But, if the cell can be likened to the stage upon which the cytobiological drama is played out, the metabolites can be considered the ‘dramatis personae’ that act out that story. And, as with a human drama, if you know the players you can work out the title of the play, so too with the cell – if the molecular assemblage is known the cell’s role can be inferred. Thus, as the authors optimistically conclude, this procedure “is expected to reveal undiscovered molecules and dynamic molecular mechanisms.” On the cusp of 2016, we wonder what new – botanical! – cellular dramas await to be premiered to a waiting world: Happy New Year!

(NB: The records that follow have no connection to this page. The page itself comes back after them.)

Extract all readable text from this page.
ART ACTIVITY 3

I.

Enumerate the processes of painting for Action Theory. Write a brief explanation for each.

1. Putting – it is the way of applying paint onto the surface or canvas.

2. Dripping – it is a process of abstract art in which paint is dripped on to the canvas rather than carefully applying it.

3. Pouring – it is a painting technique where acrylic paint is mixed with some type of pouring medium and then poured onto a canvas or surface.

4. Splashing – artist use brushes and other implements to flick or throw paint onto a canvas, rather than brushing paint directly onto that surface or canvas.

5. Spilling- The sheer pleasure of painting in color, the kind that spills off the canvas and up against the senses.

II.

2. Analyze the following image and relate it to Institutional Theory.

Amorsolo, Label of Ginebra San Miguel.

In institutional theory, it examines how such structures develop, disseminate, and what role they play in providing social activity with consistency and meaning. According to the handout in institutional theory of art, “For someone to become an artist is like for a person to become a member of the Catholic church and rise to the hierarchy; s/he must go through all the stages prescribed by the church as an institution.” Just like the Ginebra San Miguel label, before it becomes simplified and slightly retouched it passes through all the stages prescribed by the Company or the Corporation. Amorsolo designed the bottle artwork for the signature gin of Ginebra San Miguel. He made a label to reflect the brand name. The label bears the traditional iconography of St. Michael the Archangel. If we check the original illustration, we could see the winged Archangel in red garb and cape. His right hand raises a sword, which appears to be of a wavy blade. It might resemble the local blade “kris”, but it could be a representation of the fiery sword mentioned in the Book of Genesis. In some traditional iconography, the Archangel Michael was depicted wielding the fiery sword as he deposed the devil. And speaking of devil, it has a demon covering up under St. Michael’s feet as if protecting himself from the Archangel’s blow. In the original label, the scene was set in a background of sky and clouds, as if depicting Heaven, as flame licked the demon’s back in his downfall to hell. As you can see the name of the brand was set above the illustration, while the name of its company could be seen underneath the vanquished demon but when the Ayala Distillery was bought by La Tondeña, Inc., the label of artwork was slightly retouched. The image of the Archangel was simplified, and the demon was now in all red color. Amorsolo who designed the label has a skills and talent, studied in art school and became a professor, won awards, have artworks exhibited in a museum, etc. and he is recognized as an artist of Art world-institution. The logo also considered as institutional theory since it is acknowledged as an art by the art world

* And here we are reminded of that wonderful advert from the 1980s dealing with this very notion. And for those who remark that the word botany is not an ‘ology’, we remind them that its alternative name of phytology is!

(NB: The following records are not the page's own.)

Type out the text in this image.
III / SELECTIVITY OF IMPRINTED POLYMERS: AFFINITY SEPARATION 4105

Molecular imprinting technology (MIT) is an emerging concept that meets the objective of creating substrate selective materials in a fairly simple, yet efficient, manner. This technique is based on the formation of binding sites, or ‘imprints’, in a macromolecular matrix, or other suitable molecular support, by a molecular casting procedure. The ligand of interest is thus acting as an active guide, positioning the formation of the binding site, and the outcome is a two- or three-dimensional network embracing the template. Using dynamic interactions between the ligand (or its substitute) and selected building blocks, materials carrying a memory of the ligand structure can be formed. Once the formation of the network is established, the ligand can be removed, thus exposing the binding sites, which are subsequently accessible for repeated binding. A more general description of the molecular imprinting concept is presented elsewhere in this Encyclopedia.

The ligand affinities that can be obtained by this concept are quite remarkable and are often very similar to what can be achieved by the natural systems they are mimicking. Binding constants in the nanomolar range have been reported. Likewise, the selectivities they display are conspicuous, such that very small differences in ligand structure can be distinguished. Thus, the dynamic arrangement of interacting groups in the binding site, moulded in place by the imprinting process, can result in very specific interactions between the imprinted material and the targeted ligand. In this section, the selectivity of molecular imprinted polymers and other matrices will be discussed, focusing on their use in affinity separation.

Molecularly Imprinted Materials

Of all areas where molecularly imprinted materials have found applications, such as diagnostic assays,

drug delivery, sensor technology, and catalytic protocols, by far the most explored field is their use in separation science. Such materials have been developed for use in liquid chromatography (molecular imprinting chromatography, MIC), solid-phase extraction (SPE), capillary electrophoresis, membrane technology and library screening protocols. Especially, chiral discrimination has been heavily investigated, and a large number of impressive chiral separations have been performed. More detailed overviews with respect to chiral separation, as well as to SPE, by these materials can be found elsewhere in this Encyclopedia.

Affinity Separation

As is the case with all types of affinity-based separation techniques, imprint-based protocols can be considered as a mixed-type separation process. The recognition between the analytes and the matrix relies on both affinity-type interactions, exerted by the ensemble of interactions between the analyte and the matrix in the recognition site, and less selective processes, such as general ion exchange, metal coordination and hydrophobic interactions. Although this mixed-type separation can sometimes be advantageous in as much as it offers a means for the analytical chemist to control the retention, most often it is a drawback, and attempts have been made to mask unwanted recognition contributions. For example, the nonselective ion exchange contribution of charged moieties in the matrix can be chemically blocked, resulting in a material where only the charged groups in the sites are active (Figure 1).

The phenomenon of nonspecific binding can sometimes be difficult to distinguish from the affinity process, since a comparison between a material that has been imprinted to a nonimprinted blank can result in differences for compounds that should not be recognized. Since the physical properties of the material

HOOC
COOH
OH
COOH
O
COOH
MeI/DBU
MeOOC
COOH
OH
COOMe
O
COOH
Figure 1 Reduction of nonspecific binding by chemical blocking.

** But, if further justification for this microscopical medley is needed, let us never forget that it was Robert Hooke and his seminal microscopical researches on sections through cork that ultimately gave us the concept of the cell.
*** And, notably, development of super-resolution microscope techniques earned Stefan Hell, Eric Betzig, and William Moerner, the 2014 Nobel Prize for … Chemistry (Jennifer Lippincott-Schwartz, PNAS 112: 2630–2632, 2015; www.pnas.org/cgi/doi/10.1073/pnas.1500784112).